Our Readers' Opinions
November 4, 2011

Cato does not qualify to be a National Hero!

Fri, Nov 4. 2011

Editor: I will say it again. Vincentians SUFFER from GENERATIONAL AMNESIA.

To suggest that Milton Cato is some kind of hero is to elevate stupidity and ignorance to super star heights. Milton Cato does NOT qualify. Milton Cato was the arch supporter of colonialism. He apparently revelled in his new found status of partial acceptability by the colonial administration.{{more}} He never uttered a word against colonialism or the British. He never fought against it. He never touted INDEPENDENCE once in any of his speeches (as far as I know), except the day the British flag came down in Victoria Park. The man who fought for us (all) and was falsely imprisoned for 9 days for us and who the then Governor had to free from prison so he could calm the rioters and bring peace to the nation was George Augustus McIntosh. (After Chatoyer there is none other that struggled for us and paid the price of incarceration (falsely) and suffered the wrath of the colonialists and their plantocracy and merchant supporters (my uncle was one of them).
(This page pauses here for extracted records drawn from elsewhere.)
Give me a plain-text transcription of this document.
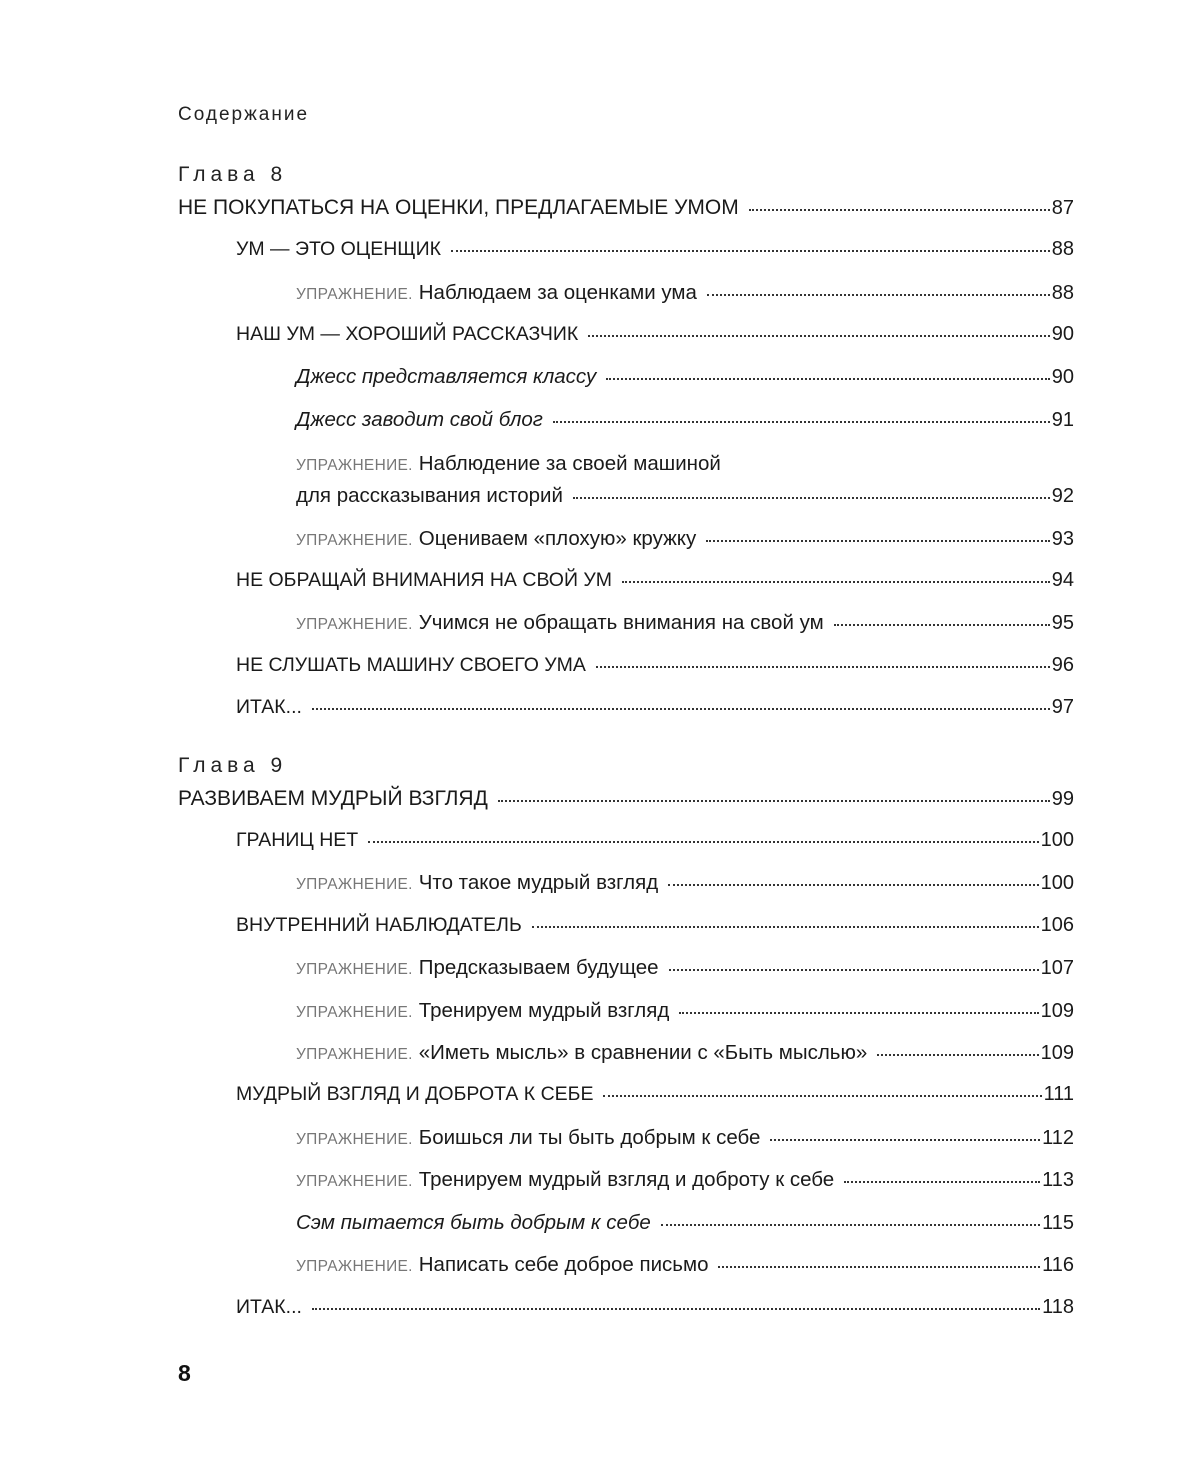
Содержание
Глава 8
НЕ ПОКУПАТЬСЯ НА ОЦЕНКИ, ПРЕДЛАГАЕМЫЕ УМОМ	87
УМ — ЭТО ОЦЕНЩИК	88
УПРАЖНЕНИЕ. Наблюдаем за оценками ума	88
НАШ УМ — ХОРОШИЙ РАССКАЗЧИК	90
Джесс представляется классу	90
Джесс заводит свой блог	91
УПРАЖНЕНИЕ. Наблюдение за своей машиной
для рассказывания историй	92
УПРАЖНЕНИЕ. Оцениваем «плохую» кружку	93
НЕ ОБРАЩАЙ ВНИМАНИЯ НА СВОЙ УМ	94
УПРАЖНЕНИЕ. Учимся не обращать внимания на свой ум	95
НЕ СЛУШАТЬ МАШИНУ СВОЕГО УМА	96
ИТАК...	97
Глава 9
РАЗВИВАЕМ МУДРЫЙ ВЗГЛЯД	99
ГРАНИЦ НЕТ	100
УПРАЖНЕНИЕ. Что такое мудрый взгляд	100
ВНУТРЕННИЙ НАБЛЮДАТЕЛЬ	106
УПРАЖНЕНИЕ. Предсказываем будущее	107
УПРАЖНЕНИЕ. Тренируем мудрый взгляд	109
УПРАЖНЕНИЕ. «Иметь мысль» в сравнении с «Быть мыслью»	109
МУДРЫЙ ВЗГЛЯД И ДОБРОТА К СЕБЕ	111
УПРАЖНЕНИЕ. Боишься ли ты быть добрым к себе	112
УПРАЖНЕНИЕ. Тренируем мудрый взгляд и доброту к себе	113
Сэм пытается быть добрым к себе	115
УПРАЖНЕНИЕ. Написать себе доброе письмо	116
ИТАК...	118
8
George A McIntosh, Ciprianni (Trinidad and Tobago) Marrishow (Grenada) Manley and Bustamante (Jamaica) and a few others were the earliest anti colonialists, while from the Motherland there were Nkrumah, Azikiwi, Kenyatta and George Padmore (a Grenadian born Trinidadian) and DuBOis, who at the 5th Pan-Africanist conference in Manchester, England, October 15-18, 1945, denounced colonialism and demanded “HOME RULE” for ALL the colonies. All the above were influenced by the mighty Marcus Mosiah Garvey (Up You Mighty People was his slogan). Also, one must remember Mahatma and his struggle in India. (Remember, folks, that the Statute of Westminster, 1931, recognized the soverignity of only the WHITE nations of the then British Empire. Not one non white nation was included.) There would be no adult suffrage (one man one vote) in St Vincent if it weren’t for George Augustus McIntosh. Following hot on the Papa Mac’s heels, actually and figuratively is Ebenezer Theodore Joshua (the original Comrade) who carried the fight right into Clarence House, London, England, at a Commonwealth conference, and after being ignored by the British Foreign Secretary (the chairman of the conference), Comrade took off his shoe and banged the table with it so the British Foreign Secretary had to recognize him and let him speak. These men weren’t looking for letters after their names (like our intelligentsia and bourgeoisie) or honorary medals stuck on their chests for being British stooges. THEY WERE STANDING UP FOR YOU AND ME. That’s why to this day I can’t respect Son Mitchell, especially for having obliterated the home of George Augustus McIntosh, which is a national heritage shrine.